Se la gente non smetterà di sedersi sui paracarri per aspettare il gruppo, arriverà a conoscere meglio anche i nomi nuovi, da Moreno Moser, appunto, che ha solo 22 anni, ad Andrea Guardini (23), da Diego Ulissi (23) a Elia Viviani (24), mentre per le corse a tappe il nome più importante resta quello di Vincenzo Nibali, che di anni ne ha già 28 ma che forse non ha ancora espresso il meglio della sua potenza.
«Bisogna credere nel ciclismo, oggi più di ieri. Non è uno spettacolo finto, non è un inganno ». Francesco Moser non parla solo di suo nipote Moreno, anche se è da lì che comincia: «Grande numero, sabato: devi essere proprio corridore, per vincere in quel modo.

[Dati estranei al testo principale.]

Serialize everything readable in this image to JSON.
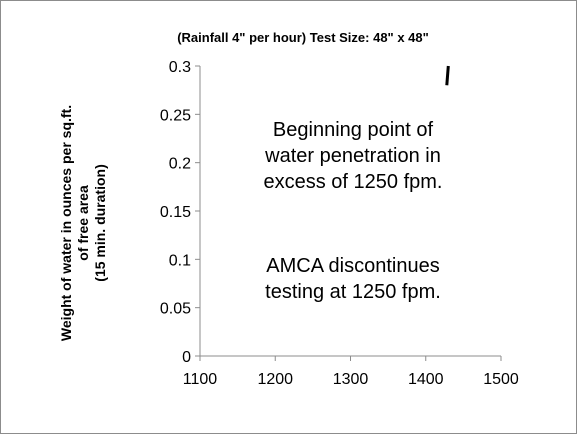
{
  "chart_data": {
    "type": "line",
    "title": "(Rainfall 4\" per hour) Test Size: 48\" x 48\"",
    "xlabel": "",
    "ylabel": [
      "Weight of water in ounces per sq.ft.",
      "of free area",
      "(15 min. duration)"
    ],
    "xlim": [
      1100,
      1500
    ],
    "ylim": [
      0,
      0.3
    ],
    "x_ticks": [
      "1100",
      "1200",
      "1300",
      "1400",
      "1500"
    ],
    "y_ticks": [
      "0",
      "0.05",
      "0.1",
      "0.15",
      "0.2",
      "0.25",
      "0.3"
    ],
    "grid": false,
    "legend": "none",
    "series": [
      {
        "color": "#000000",
        "x": [
          1428,
          1430
        ],
        "y": [
          0.28,
          0.3
        ]
      }
    ],
    "annotations": [
      [
        "Beginning point of",
        "water penetration in",
        "excess of 1250 fpm."
      ],
      [
        "AMCA discontinues",
        "testing at 1250 fpm."
      ]
    ]
  }
}
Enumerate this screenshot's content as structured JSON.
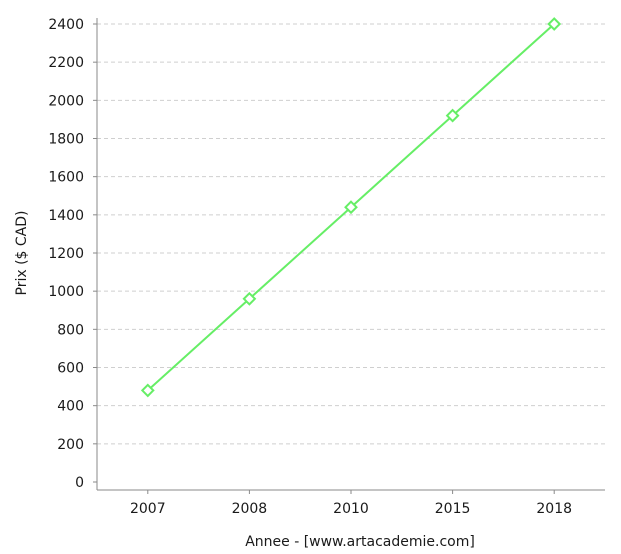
{
  "chart_data": {
    "type": "line",
    "categories": [
      "2007",
      "2008",
      "2010",
      "2015",
      "2018"
    ],
    "series": [
      {
        "values": [
          480,
          960,
          1440,
          1920,
          2400
        ],
        "color": "#66ee66",
        "marker": "diamond"
      }
    ],
    "xlabel": "Annee - [www.artacademie.com]",
    "ylabel": "Prix ($ CAD)",
    "ylim": [
      0,
      2400
    ],
    "yticks": [
      0,
      200,
      400,
      600,
      800,
      1000,
      1200,
      1400,
      1600,
      1800,
      2000,
      2200,
      2400
    ],
    "grid": true,
    "legend": "none"
  }
}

Ora si deve ripartire dai giovani. Il disamore del pubblico può diventare un problema, sta al ciclismo riscattarsi e togliere i dubbi. Poi, se devo dirla tutta, io vorrei il passaporto biologico e i controlli del sangue anche negli altri sport, a cominciare dal calcio». Sarà proprio un altro Moser a traghettare le bici sull’altro lato del fiume? «Io lo spero, anche se al suo posto avrei corso il Giro e non il Tour. Per adesso, Moreno è un corridore adatto alle classiche nervose, dovrà migliorare in salita, però i suoi veri limiti non li conosce nessuno». Ha stravinto le “Strade bianche”, Moreno. E proprio di questo ha bisogno la povera bici: di bianco, di pulito. Dipende da lei.